Some schools report only being able to fill as many as a third of the vacancies on any given day, leaving principals and other teachers to scramble to lead classes across the city.
"There's a districtwide shortage of subs in Chicago Public Schools," Katie Konieczny, principal of Lincoln Park's Oscar Mayer Magnet School, said during a recent Local School Council meeting.
On an average day, CPS has about 1,100 teachers who are absent, out of about 30,000 teachers, district spokeswoman Marielle Sainvilus said.
Despite a pool of 3,000 subs, many schools say they can't find enough teachers to fill in at the last minute.
Konieczny said about twice a week, when the school calls the district's sub center, they are unable to find a teacher to fill a classroom.
"There are times when we are having six people out of the building and two subs are sent here," she said at a LSC meeting last month.
Sainvilus said the district is "experiencing some challenges staffing subs this year" because a high number of subs from last year's pool found full-time teaching positions within the district. She said the district is doing an "aggressive recruiting campaign."

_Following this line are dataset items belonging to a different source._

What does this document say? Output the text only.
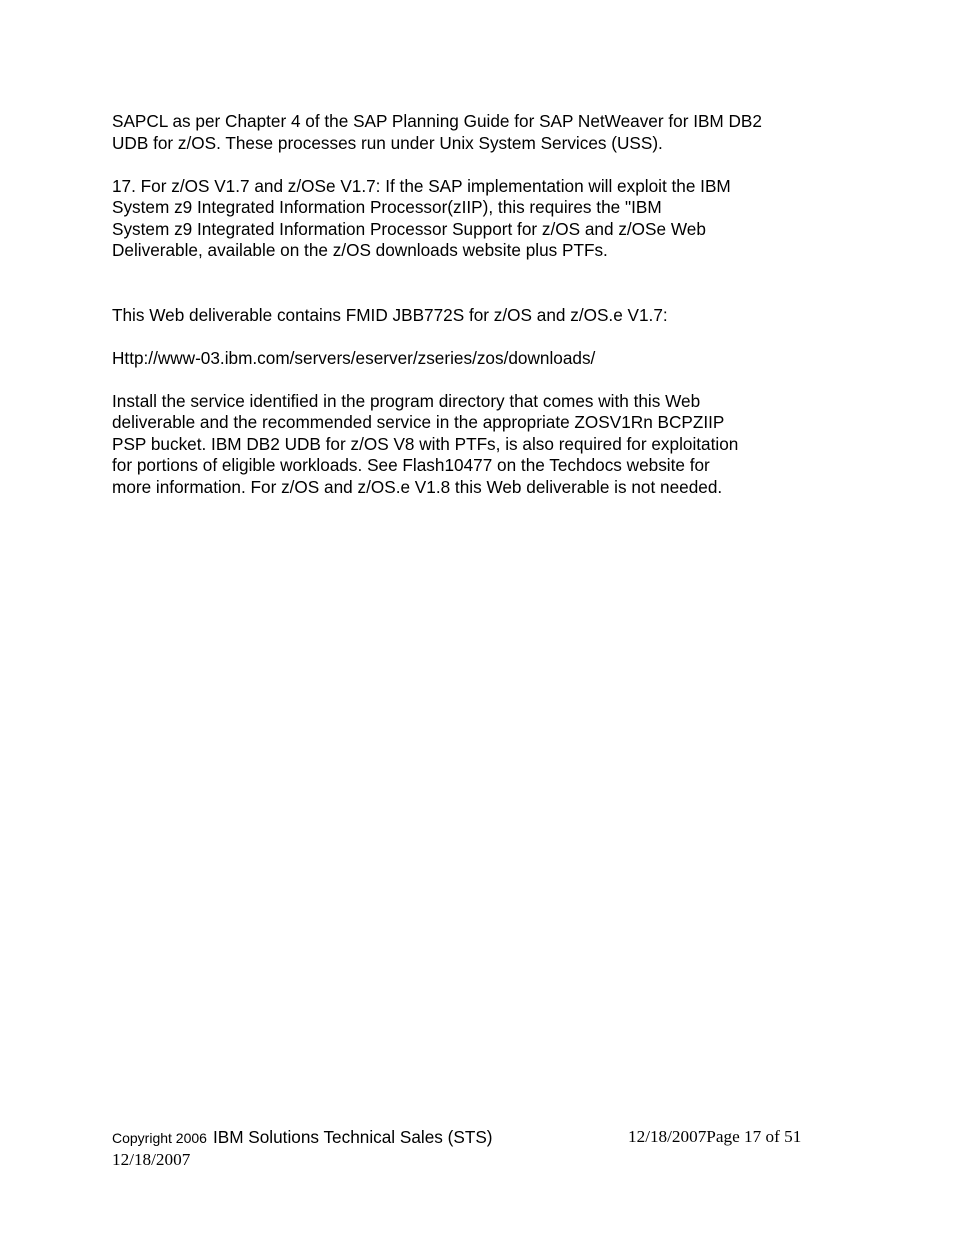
SAPCL as per Chapter 4 of the SAP Planning Guide for SAP NetWeaver for IBM DB2
UDB for z/OS. These processes run under Unix System Services (USS).
17. For z/OS V1.7 and z/OSe V1.7: If the SAP implementation will exploit the IBM
System z9 Integrated Information Processor(zIIP), this requires the "IBM
System z9 Integrated Information Processor Support for z/OS and z/OSe Web
Deliverable, available on the z/OS downloads website plus PTFs.
This Web deliverable contains FMID JBB772S for z/OS and z/OS.e V1.7:
Http://www-03.ibm.com/servers/eserver/zseries/zos/downloads/
Install the service identified in the program directory that comes with this Web
deliverable and the recommended service in the appropriate ZOSV1Rn BCPZIIP
PSP bucket. IBM DB2 UDB for z/OS V8 with PTFs, is also required for exploitation
for portions of eligible workloads. See Flash10477 on the Techdocs website for
more information. For z/OS and z/OS.e V1.8 this Web deliverable is not needed.
Copyright 2006 IBM Solutions Technical Sales (STS)
12/18/2007
12/18/2007Page 17 of 51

A Chicago Teachers Union official said Tuesday she was encouraged to hear CPS was attempting to address the problem.
"That's good to hear them admit it, but our last understanding was that they didn't see it as an issue," said Stacy Davis-Gates, political activities director for the union. "This is movement. That's news for us today."
When schools are unable to find a substitute for a classroom, the burden of teaching another period in the already lengthened school day falls on the rest of the teaching staff.
"We have had members talk about not getting their preparation periods because there has been a request that they cover the class when a substitute is not available," Davis-Gates said.
Some schools are building a "go-to" list, of able and trustworthy teachers, which they turn to before calling the CPS sub center. Principals are holding those coveted lists of reliable sub contacts tight to their chests.
"It's truly a systemwide issue," said Andrew Tinich, an executive leadership coach for CPS principals, and former principal at Lincoln Elementary.
CPS officials have been holding substitute teacher fairs and using job search portals and sending out newsletters. The next recruiting event is being held on Jan. 23, and CPS expects more than 1,000 qualified candidates to attend.
"The work of the talent office has been trying to do a lot of things and be innovative," Sainvilus said.
The recruiting event is being held at Local 399 Hall, 2260 S. Grove Street, from 7:30 a.m. until noon. CPS sent out invitations to over 1,200 candidates for the event.
Davis-Gates said she was unaware of the substitute fairs, but pointed to a large list of former CPS teachers who are out of work because of school closings and layoffs.
"You're telling me that we have too few kids, too many classrooms, yet you can't get a substitute teacher in any of the classrooms?" she said. "We have members who are qualified, who need jobs and who could add to our economy."